Won't you please, please consider adding Penelope to your family? I promise you will not be disappointed!

Transport is available anywhere in the US - I am moving in the Spring and absolutely can not take Penelope with me. The rescue group I am fostering for is completely full and out of foster homes, so if she doesn't find a home before I move, her future is grim. 

Please do not hesitate to contact me with any questions.

More pictures available here: Penelope Pictures

Thank you so much,
Sierra

















_


----------



## pitbullmamanatl (Jun 1, 2010)

She's so gorgeous... I hope she finds her forever home!


----------



## SapphirePB (Jul 31, 2010)

<= I just adopted a stray in July. Was going to foster but fell in love with her. Anyway 

Penelope is gorgeous and not sure if I missed it but where is she located? Hope she finds her forever home because she sounds like a great dog/pet. I would but my new gal is DA and something I hope to work on and resolve.


----------



## Georgio_84 (Oct 21, 2010)

If only i lived in U.S... sweet girl.
im in canada. http://www.gopitbull.com/images/smilies/hammer.gif
Good luck on finding a new home for her.


----------



## mcmlxxxvii (Jul 29, 2010)

she's cute! i wish i had the extra time, $$ and space for another. hopefully she finds a new home before it's too late. i will make a post on facebook about her and see if anyone is interested.


----------



## freddie07 (Jul 1, 2010)

She is beautiful.
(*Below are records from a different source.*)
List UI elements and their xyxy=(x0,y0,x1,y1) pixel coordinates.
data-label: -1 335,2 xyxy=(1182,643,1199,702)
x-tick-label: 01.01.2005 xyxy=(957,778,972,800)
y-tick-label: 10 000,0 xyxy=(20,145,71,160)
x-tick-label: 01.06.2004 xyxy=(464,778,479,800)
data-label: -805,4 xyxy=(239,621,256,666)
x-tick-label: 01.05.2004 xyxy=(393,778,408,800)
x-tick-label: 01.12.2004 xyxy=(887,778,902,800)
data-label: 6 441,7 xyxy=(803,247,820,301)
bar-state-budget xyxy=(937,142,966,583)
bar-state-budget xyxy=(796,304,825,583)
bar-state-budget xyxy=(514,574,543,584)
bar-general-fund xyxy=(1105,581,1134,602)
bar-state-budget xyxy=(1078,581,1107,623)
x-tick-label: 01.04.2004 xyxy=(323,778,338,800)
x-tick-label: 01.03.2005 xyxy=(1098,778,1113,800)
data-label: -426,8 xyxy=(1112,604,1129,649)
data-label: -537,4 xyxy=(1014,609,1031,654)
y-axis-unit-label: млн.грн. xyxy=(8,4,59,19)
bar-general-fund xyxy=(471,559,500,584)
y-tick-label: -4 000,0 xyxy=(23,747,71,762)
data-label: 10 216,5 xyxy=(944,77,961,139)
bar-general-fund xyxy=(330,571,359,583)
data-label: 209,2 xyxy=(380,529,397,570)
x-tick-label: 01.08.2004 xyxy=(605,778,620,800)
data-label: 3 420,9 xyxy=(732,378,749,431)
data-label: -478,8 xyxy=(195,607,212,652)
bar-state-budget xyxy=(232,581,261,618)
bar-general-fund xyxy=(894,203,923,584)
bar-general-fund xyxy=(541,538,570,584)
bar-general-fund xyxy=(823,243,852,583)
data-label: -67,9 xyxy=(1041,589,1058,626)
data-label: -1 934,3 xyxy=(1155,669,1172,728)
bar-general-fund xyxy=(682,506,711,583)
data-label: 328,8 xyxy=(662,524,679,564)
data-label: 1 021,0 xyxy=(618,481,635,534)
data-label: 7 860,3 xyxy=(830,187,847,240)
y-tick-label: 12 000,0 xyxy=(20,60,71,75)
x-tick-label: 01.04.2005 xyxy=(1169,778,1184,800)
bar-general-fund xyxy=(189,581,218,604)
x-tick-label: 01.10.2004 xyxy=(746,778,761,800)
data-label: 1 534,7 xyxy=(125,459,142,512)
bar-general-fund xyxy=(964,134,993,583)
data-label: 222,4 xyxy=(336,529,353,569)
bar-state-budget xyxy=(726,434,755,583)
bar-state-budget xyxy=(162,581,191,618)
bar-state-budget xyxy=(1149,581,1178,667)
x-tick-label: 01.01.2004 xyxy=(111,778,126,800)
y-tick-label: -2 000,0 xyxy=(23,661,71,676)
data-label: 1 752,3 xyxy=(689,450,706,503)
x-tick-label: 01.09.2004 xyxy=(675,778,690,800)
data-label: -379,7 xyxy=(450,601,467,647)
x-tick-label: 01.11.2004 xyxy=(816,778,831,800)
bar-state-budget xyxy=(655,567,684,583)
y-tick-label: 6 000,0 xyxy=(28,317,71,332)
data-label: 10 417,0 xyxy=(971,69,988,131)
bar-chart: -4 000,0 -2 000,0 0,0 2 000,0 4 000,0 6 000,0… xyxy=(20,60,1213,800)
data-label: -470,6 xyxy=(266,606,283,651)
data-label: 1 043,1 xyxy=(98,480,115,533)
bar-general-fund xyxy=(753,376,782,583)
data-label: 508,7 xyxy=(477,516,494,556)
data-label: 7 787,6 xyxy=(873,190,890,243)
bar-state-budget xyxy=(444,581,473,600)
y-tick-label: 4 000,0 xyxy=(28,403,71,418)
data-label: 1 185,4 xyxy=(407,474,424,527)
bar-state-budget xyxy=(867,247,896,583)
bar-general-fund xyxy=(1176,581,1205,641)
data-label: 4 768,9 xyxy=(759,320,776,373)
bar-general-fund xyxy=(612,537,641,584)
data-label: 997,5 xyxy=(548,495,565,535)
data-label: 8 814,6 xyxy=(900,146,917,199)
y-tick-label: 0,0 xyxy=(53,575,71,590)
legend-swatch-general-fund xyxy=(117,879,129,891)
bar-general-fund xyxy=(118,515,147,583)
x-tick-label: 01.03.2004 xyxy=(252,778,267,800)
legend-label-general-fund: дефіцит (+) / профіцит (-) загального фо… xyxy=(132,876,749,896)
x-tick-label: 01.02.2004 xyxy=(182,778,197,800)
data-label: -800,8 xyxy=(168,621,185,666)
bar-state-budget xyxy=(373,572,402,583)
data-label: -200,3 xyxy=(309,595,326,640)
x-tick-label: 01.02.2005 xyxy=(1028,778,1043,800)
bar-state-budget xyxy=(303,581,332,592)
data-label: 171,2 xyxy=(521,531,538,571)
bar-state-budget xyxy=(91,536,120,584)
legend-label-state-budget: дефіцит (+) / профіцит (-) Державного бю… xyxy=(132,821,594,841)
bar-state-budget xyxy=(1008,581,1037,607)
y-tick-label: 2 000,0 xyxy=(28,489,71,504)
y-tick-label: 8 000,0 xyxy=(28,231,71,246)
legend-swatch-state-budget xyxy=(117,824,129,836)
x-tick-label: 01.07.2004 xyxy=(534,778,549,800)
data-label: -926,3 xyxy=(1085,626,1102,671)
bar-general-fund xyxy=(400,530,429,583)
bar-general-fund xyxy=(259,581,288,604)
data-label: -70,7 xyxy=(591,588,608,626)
I wish you lived closer to me so I could see her in person.


----------



## Boz14 (May 20, 2009)

whereis she located ????


----------



## Joleigh (Oct 1, 2010)

She is gorgeous I hope she finds a forever home soon, for both of your sakes


----------



## Maximus146 (Apr 15, 2008)

Not sure if the OP of this thread is still around...
Is Penelope still available?
Where are you located?
I would be interested in taking her...


----------